We want to ensure that we never eval an expression that could call arbitrary behaviors. Depending on how thoroughly you want to support the type syntax, your solution could be quite simple or it could be as complicated as the HDF5 solution I linked above. If you're just after simple, unparameterized types we can simplify things substantially:

is_valid_type_expression(ex::Symbol) = true
is_valid_type_expression(ex) = false

function julia_type(string)
    ex = parse(string)
    if is_valid_type_expression(ex)
        try
            typ = eval(Main, ex)
            isa(typ, Type) && typ <: Number && return typ
        end
    end
    error("unsupported type: $string")
end

julia> julia_type("String")
ERROR: unsupported type: String
 in julia_type at none:9

julia> julia_type("Int")
Int64

julia> julia_type("""rm("/")""")
ERROR: unsupported type: rm("/")
 in julia_type at none:9

Note that anything more complicated than a symbol isn't allowed to be eval'ed. And after evaling the expression, we check to ensure that the type is a Type and that it's a subtype of Number. This will also allow custom subtypes of Number in addition to the builtin ones, since we're evaluating it in the Main namespace.

Edit: This solution is not safe. Read the comments.
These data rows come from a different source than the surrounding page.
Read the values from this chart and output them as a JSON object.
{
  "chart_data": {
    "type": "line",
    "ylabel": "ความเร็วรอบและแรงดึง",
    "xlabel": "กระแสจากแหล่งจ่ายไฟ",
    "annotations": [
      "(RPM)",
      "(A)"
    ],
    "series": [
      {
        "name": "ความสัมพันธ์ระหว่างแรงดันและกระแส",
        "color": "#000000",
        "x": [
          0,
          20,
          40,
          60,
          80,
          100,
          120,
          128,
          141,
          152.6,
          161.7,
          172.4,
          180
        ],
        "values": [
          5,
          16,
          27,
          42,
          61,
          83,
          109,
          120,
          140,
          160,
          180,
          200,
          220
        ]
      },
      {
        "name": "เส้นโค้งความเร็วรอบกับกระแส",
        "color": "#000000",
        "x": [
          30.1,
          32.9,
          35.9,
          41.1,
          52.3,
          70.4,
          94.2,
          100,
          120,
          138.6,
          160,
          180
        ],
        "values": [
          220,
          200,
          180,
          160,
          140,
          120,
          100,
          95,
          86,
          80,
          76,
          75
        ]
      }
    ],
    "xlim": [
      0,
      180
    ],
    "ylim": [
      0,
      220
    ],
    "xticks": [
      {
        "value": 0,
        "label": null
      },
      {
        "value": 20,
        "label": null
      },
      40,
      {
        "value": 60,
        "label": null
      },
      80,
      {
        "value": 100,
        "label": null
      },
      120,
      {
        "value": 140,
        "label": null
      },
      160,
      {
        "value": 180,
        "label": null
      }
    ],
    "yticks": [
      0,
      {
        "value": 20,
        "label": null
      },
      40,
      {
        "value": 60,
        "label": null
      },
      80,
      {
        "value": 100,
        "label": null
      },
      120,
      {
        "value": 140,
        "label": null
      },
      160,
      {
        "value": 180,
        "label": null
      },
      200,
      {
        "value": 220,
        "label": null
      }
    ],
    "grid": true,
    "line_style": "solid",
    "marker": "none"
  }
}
I leave it because it is still instructive.

eval optionally takes a module as its first argument.

You could evaluate it in a bare module (baremodule), so the command doesn't have access to the standard library (then it cannot do much harm).

julia> baremodule M
       end

julia> x = :(rm("/"))
:(rm("/"))

julia> eval(M, x)
ERROR: rm not defined

julia> x = :"Float64"
"Float64"

julia> eval(M, x)
"Float64"